Los atletas en el Ter hinchaban los pulmones, los timbres de las bicicletas sonaban, César recibió una nota del Collell, de su profesor de latín, anunciándole que no se moviera de Gerona hasta nuevo aviso, doña Amparo Campo estaba indignada porque, con todo aquello «La Voz de Alerta» tenía coche y Julio no.

* * *

—No te asustes, seré muy breve. Sólo desearía que no me interrumpieras. Hablaremos como siempre hemos hablado tú y yo, y como yo entiendo las cosas. Todas las excusas que puedas darme las conozco: que vas allá para conocer el ambiente, para tener experiencia y demás. ¡Bah!, a tu edad se va «para hacer el hombre». Me he informado sobre esa mujer. Sí, comprendo que no es lo corriente. Pero yo quiero advertirte que las de su edad son las más peligrosas… ¿Me comprendes? Pero hay algo más. Tú estás convencido de que no va contigo por dinero, que te quiere. De acuerdo. Pero vas a ver cómo te llevas la gran sorpresa. Cualquier día te enterarás de que le está diciendo lo mismo a cualquier chulo imbécil. Hijo mío… me darás una gran alegría si no vuelves por allí. Eres el mayor y tienes una gran responsabilidad. Además… te esperan cosas más importantes. Yo tengo una gran confianza en ti. Una confianza ciega y eres mi gran orgullo de pobre hombre. A veces, en Telégrafos, pienso que pierdo el tiempo, pero cuando me acuerdo de ti hasta el papel de los telegramas me parece de color de rosa. Y tu madre lo mismo. Si a veces te parece que prefiere a César, te equivocas. Lo que pasa es que, ya sabes… Para ella un hijo cura es lo máximo. Pero te quiere tanto como yo, que ya es decir…
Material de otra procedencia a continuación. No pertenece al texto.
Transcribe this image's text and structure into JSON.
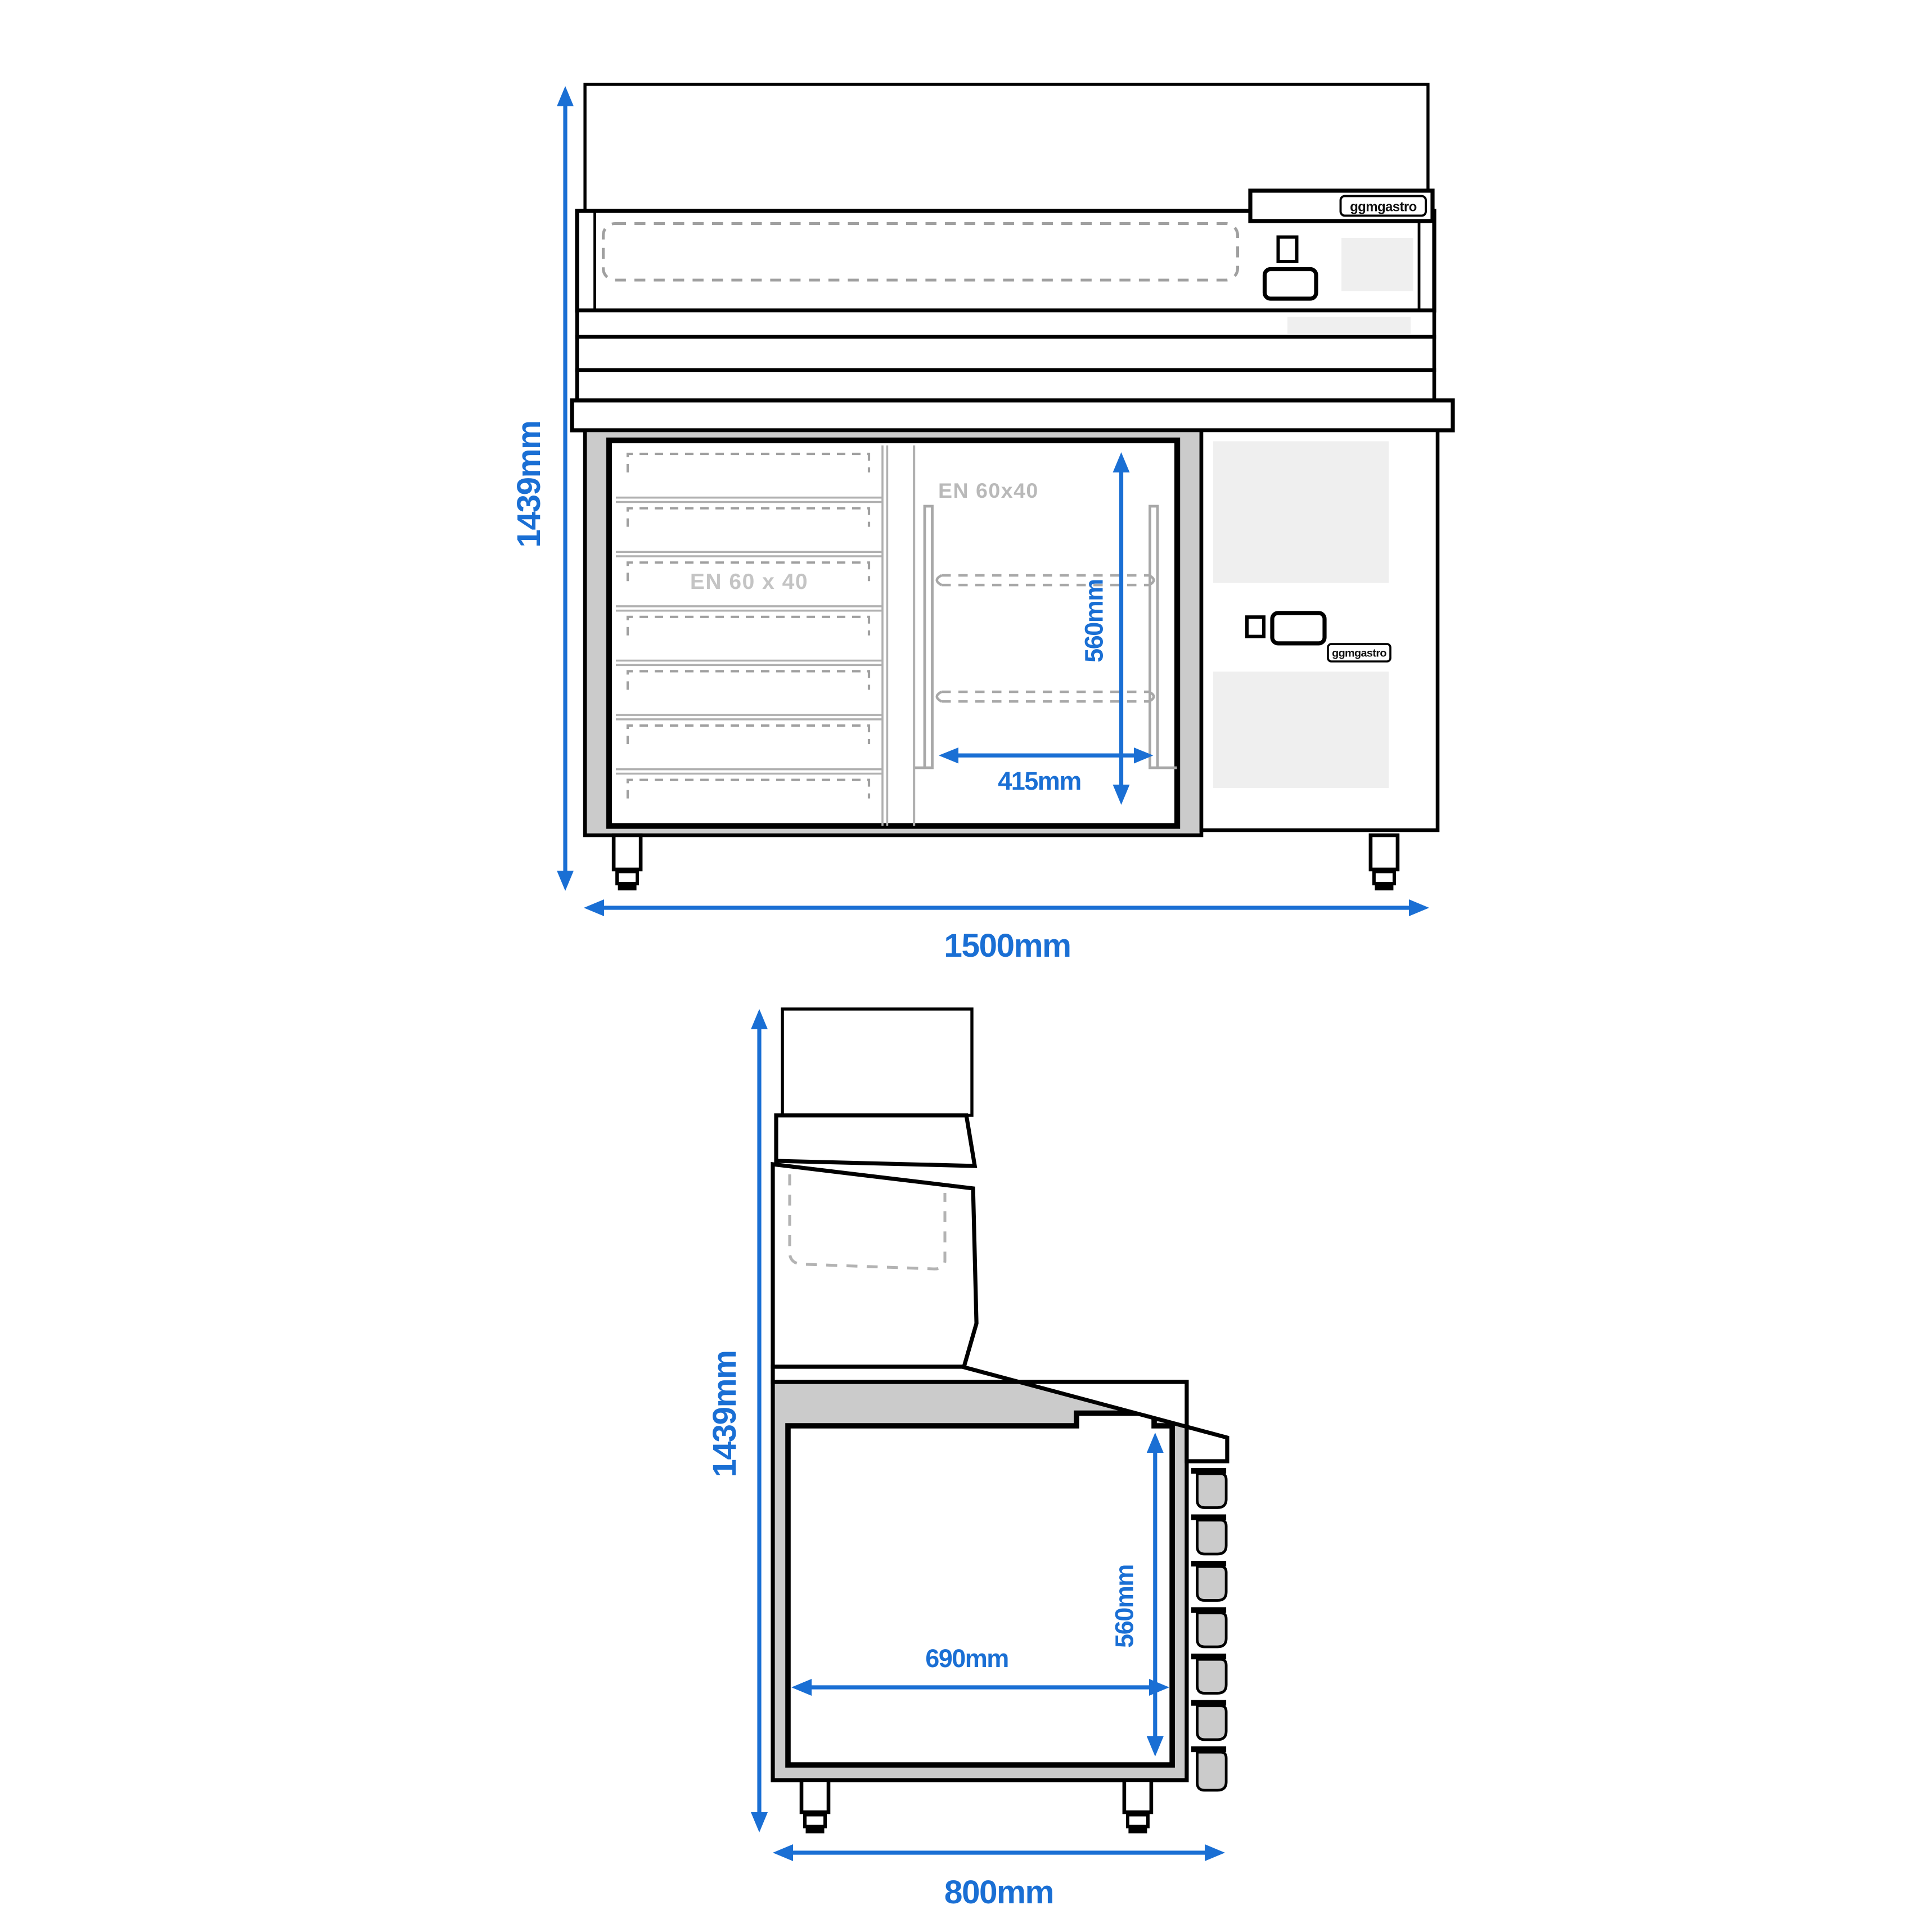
{
  "colors": {
    "accent_blue": "#1a6fd4",
    "cabinet_gray": "#cbcbcb",
    "panel_gray": "#efefef",
    "dash_gray": "#a0a0a0",
    "label_gray": "#bfbfbf"
  },
  "brand": {
    "name": "ggmgastro"
  },
  "front_view": {
    "overall_height": "1439mm",
    "overall_width": "1500mm",
    "compartment_height": "560mm",
    "compartment_width": "415mm",
    "drawer_standard": "EN 60 x 40",
    "compartment_standard": "EN 60x40",
    "logo_top": "ggmgastro",
    "logo_panel": "ggmgastro"
  },
  "side_view": {
    "overall_height": "1439mm",
    "overall_depth": "800mm",
    "interior_depth": "690mm",
    "interior_height": "560mm"
  }
}
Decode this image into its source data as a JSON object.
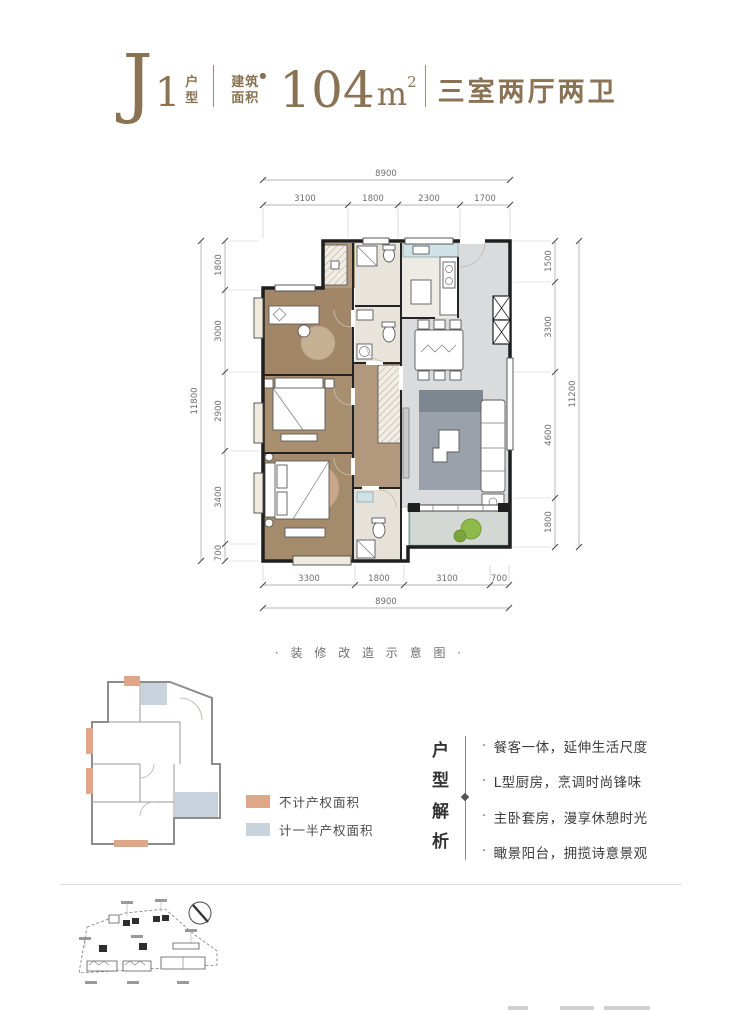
{
  "header": {
    "plan_letter": "J",
    "plan_number": "1",
    "hu": "户",
    "xing": "型",
    "jian": "建筑",
    "mian": "面积",
    "dot": "●",
    "area": "104",
    "unit": "m",
    "sup": "2",
    "rooms": "三室两厅两卫"
  },
  "plan": {
    "caption": "· 装 修 改 造 示 意 图 ·",
    "dims": {
      "top_total": "8900",
      "top": [
        "3100",
        "1800",
        "2300",
        "1700"
      ],
      "left_total": "11800",
      "left": [
        "1800",
        "3000",
        "2900",
        "3400",
        "700"
      ],
      "right_total": "11200",
      "right": [
        "1500",
        "3300",
        "4600",
        "1800"
      ],
      "bottom_total": "8900",
      "bottom": [
        "3300",
        "1800",
        "3100",
        "700"
      ]
    }
  },
  "legend": {
    "items": [
      {
        "label": "不计产权面积",
        "color": "#dfa78a"
      },
      {
        "label": "计一半产权面积",
        "color": "#c9d3de"
      }
    ]
  },
  "analysis": {
    "title_chars": [
      "户",
      "型",
      "解",
      "析"
    ],
    "bullet": "·",
    "items": [
      "餐客一体，延伸生活尺度",
      "L型厨房，烹调时尚锋味",
      "主卧套房，漫享休憩时光",
      "瞰景阳台，拥揽诗意景观"
    ]
  },
  "colors": {
    "title_brown": "#8a7254",
    "wall": "#1f1f1f",
    "wood_floor": "#a68d6e",
    "marble_floor": "#d9dbdc",
    "legend_orange": "#dfa78a",
    "legend_blue": "#c9d3de",
    "plant_green": "#8cbb4a"
  }
}
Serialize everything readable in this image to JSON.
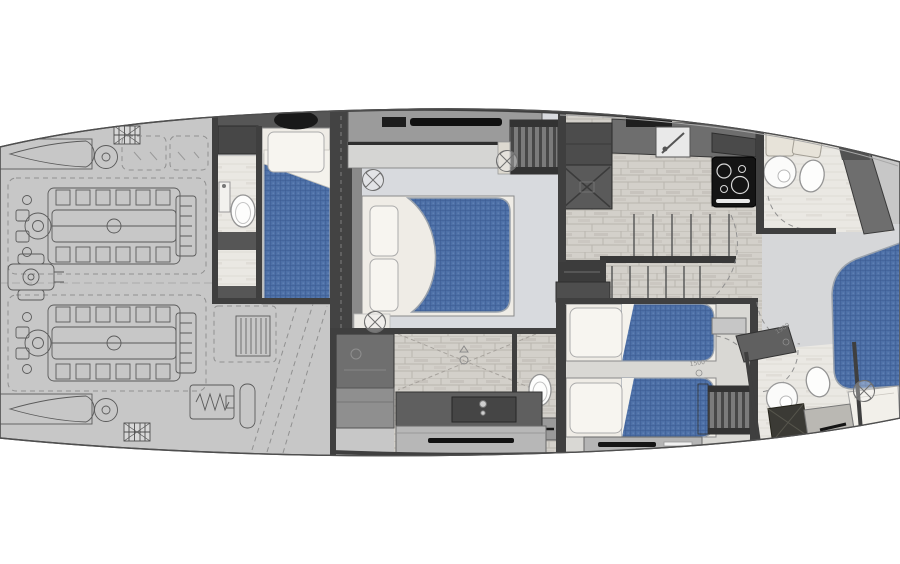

»Por último… créeme, por ahí no aprenderás nada. Al principio parece una gran experiencia y que esas mujeres saben la verdad de todo, pero no lo creas. Cuando los hombres van allí muestran lo peor y de esto ellas no pueden darse cuenta. Y luego… luego verías que siempre es lo mismo.

Antes de levantarse añadió:

—Si no me haces caso, tendré que tomar otra determinación.

Ignacio se afectó. Su padre había hablado con gran dignidad. Se sintió al descubierto, se halló desnudo. Hombre de experiencia su padre. Gran persona, mucho mejor que él.

¿Quién le habría dado la pista? Su madre llevaba varios días mirándole a los ojos… ¡Tomar otra determinación! ¿Por qué aquella amenaza? ¿Y qué sabía su padre de Canela?

«Cualquier día te enterarás de que le está diciendo lo mismo a cualquier chulo imbécil». Un gran desasosiego le invadió. Comprendió que era grave vivir tranquilamente varias vidas a un tiempo. Sin embargo, Canela no era como las demás. Tenía un gran sentido común. No era cierto que a su lado no se aprendiera nada.

Claro que tal vez todo aquello le distrajera de los libros. Éstos estaban sin abrir. Pero… ¡ocurrían tantas cosas! ¿Qué hacer?

«Eres mi gran orgullo de pobre hombre… Cuando me acuerdo de ti, hasta el papel de los telegramas…»

Los ojos de San Ignacio continuaban fijos en él.